Menace terroriste: voyager ou ne pas voyager?
Nous sommes inquiets. Vous. Moi. Tous ceux qui prévoient voyager au cours des prochaines semaines. Devrions-nous changer nos plans à cause de la menace terroriste? Devrions-nous suivre, nous aussi, le conseil du département d’État américain, qui a recommandé à ses ressortissants d’éviter tout voyage non nécessaire dans un communiqué émis le 23 novembre dernier?
Je suis comme vous: confuse. Une part de moi a envie de rester bien au chaud, à la maison, près des miens. L’autre – celle qui finit toujours par prendre le dessus – a envie de tout faire pour ne pas donner raison à ces assassins et continuer à bourlinguer comme avant.
Comme plusieurs d’entre vous, je suis compulsivement l’actualité internationale. Je me questionne. Je comprends ces voyageurs qui révisent leurs plans, mais je refuse de me laisser intimider. Les laisser gagner? Pas question! Et puis, qu’est-ce qui nous dit que les prochains attentats n’auront pas lieu à deux pas de chez nous? Non, on ne base pas sa vie sur des «si» et des «peut-être».
Invitée à m’exprimer sur le sujet à l’émission d’Isabelle Maréchal au 98,5 FM, j’ai été tantôt perplexe, tantôt requinquée par les témoignages des auditeurs. L’un d’eux a décidé de ne pas passer ses vacances dans le Sud comme prévu. Un autre étudie la possibilité d’aller explorer des coins de pays qui l’attirent moins, a priori, mais qui ne risquent pas de devenir la cible des terroristes, comme les Territoire du Nord-Ouest. Une autre s’insurge qu’on se mette à soupçonner tous nos voisins dans les transports en commun.

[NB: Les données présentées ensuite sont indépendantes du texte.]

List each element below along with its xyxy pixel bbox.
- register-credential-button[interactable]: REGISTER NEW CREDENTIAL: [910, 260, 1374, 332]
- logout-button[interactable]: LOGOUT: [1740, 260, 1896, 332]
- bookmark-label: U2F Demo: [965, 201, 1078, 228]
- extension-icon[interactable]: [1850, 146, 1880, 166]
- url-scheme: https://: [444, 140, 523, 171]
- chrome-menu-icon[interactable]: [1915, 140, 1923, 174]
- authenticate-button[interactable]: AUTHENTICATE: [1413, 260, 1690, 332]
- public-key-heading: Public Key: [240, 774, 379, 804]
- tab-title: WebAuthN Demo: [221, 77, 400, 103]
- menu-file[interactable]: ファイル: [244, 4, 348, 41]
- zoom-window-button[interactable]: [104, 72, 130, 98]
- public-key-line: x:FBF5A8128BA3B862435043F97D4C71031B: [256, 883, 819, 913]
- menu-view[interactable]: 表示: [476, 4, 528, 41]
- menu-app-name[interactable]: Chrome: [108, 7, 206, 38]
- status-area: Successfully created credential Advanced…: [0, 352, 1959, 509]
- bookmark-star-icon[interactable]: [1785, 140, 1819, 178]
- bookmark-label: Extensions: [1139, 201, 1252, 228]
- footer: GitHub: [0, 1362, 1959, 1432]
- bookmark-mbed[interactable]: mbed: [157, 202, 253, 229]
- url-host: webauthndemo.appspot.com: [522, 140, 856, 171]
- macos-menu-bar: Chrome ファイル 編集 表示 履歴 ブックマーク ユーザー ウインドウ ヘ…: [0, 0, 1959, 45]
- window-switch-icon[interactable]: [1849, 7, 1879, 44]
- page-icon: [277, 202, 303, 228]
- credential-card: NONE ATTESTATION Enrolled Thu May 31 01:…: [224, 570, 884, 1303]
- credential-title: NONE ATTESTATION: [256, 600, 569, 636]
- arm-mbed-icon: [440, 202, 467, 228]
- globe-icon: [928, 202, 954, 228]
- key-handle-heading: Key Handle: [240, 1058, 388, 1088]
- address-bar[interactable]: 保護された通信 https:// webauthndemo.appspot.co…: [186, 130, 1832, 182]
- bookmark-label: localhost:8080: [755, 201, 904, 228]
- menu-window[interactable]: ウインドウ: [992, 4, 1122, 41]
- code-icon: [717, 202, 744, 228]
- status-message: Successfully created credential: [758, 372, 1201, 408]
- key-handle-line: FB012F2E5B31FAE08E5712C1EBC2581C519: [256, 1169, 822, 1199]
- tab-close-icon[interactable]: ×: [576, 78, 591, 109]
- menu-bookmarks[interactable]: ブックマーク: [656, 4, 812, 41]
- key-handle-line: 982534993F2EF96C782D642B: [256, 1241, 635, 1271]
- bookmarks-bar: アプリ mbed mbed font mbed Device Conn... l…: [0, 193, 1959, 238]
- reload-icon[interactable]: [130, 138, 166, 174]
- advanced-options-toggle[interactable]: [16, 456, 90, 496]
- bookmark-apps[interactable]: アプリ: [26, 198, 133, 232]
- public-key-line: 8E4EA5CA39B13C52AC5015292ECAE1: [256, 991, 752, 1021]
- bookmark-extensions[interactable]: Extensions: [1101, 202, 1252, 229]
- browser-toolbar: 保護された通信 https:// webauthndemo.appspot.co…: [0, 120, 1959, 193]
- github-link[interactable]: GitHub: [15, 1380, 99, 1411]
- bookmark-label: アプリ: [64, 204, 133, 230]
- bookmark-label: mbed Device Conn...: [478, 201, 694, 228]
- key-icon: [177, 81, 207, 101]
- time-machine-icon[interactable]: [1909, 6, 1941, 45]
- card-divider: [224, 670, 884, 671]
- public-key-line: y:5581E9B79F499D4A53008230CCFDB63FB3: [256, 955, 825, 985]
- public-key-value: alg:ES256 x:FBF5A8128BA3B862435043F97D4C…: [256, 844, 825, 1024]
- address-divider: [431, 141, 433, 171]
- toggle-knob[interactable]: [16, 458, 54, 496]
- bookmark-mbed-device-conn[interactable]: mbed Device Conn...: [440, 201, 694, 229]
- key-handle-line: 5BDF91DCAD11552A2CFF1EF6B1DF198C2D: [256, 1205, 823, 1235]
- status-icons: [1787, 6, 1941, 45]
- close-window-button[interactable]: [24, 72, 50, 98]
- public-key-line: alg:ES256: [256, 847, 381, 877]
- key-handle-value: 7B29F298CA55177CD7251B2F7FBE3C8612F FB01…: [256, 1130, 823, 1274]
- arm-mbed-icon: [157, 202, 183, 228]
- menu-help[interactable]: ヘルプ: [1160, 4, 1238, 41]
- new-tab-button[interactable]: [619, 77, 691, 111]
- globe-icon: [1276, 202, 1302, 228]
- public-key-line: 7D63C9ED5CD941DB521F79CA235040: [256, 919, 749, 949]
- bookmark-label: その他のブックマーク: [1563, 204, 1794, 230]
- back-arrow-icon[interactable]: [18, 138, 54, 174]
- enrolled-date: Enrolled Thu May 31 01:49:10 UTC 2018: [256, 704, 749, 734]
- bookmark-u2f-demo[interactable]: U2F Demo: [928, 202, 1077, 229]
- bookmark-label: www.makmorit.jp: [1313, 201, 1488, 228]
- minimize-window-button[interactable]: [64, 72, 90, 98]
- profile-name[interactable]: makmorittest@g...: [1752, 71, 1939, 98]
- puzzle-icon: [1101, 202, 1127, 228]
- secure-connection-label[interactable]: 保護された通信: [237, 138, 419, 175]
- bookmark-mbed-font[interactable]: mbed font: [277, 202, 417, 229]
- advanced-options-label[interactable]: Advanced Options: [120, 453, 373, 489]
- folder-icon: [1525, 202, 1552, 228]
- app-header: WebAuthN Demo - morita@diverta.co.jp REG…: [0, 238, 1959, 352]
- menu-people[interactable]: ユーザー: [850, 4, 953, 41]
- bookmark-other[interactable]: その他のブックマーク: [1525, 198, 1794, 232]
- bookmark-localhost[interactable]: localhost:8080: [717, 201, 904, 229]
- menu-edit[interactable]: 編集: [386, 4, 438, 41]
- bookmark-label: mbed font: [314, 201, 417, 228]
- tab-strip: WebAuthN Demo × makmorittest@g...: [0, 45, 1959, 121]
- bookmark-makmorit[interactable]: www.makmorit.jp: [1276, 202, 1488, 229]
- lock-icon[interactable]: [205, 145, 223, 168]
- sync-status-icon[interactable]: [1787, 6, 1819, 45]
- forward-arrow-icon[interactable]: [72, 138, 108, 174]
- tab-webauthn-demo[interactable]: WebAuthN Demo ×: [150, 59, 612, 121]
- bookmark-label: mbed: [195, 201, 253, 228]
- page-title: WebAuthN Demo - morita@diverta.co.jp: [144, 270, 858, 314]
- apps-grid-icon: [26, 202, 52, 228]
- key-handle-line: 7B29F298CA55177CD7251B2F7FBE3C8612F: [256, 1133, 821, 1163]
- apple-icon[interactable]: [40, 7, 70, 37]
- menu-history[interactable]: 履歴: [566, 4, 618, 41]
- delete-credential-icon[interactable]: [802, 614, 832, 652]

Personnellement, j’ai toujours été consciente du danger, que je me trouve à Montréal, à Dakar ou à New Delhi. Autant je suis «dans ma tête» quand je voyage, me baladant dans une espèce de bulle rose, autant j’ai des yeux tout le tour de la tête. Mon radar n’est jamais éteint. Au moindre doute, je m’éloigne. Rien de rationnel dans ce comportement, mais j’ai compris il y a longtemps que ma petite voix intérieure est ma meilleure alliée.
Bien sûr, on ne peut pas prévoir un attentat terroriste. Je l’ai déjà écrit: comme plusieurs, j’aurais très bien pu me trouver sur l’une des terrasses attaquées ce vendredi 13 noir. Comme tous ceux qui profitaient de cette belle soirée d’automne, jamais je n’aurais pu soupçonner ce qui se tramait. Vais-je pour autant me terrer dans ma banlieue montréalaise, «au cas où»? Non, bien sûr! Comme plusieurs l’ont dit, la meilleure «vengeance» reste de continuer à vivre.
Ce que je redoute le plus en ce moment, ce n’est pas tant le terrorisme que la paranoïa ambiante. De passage à Paris, le fondateur de Syrian Eyes of the world, le Canadien d’origine syrienne Youssef Shoufan, a raconté dans un billet le malaise d’un client d’un café où il s’était arrêté avec ses bagages en arrivant en France. «Moins de cinq minutes plus tard, à moins de cinq mètres de moi, j’aperçois mon serveur discrètement discuter avec un client, très clairement à propos de moi, relate-t-il. Pas besoin d’entendre leur conversation pour comprendre que le client n’est pas à l’aise par ma présence [sic]. Le serveur vient m’expliquer que le client n’est pas à l’aise avec les valises et me demande s’il peut les déposer ailleurs. Je réponds qu’il n’y a aucun souci et qu’il pouvait même les ouvrir pour se rassurer. Les valises déplacées, mon premier instinct est alors d’inviter l’homme qui a eu peur et de régler son addition pour le petit-déjeuner.»
L’histoire se termine bien, par des excuses et un échange cordial. Malgré tout, je ne peux m’empêcher de songer à tous ceux qui n’ont pas la diplomatie et l’entregent de cet artiste et communicateur très engagé socialement. La tension peut grimper rapidement quand tout le monde est sur les dents…
J’ai souvent clamé mon amour du monde. J’ai encore envie de croire en l’humain et en sa grandeur d’âme. D’explorer cette planète pour mieux la comprendre. D’aller vers l’autre et d’apprendre de lui, ici comme ailleurs.
Allons-nous devoir nous habituer à trimballer la peur comme un boulet? Me mettrai-je moi aussi à soupçonner tout le monde? J’espère sincèrement que non. La peur pour rester alerte, oui. Mais celle qui isole et entraîne la haine, jamais.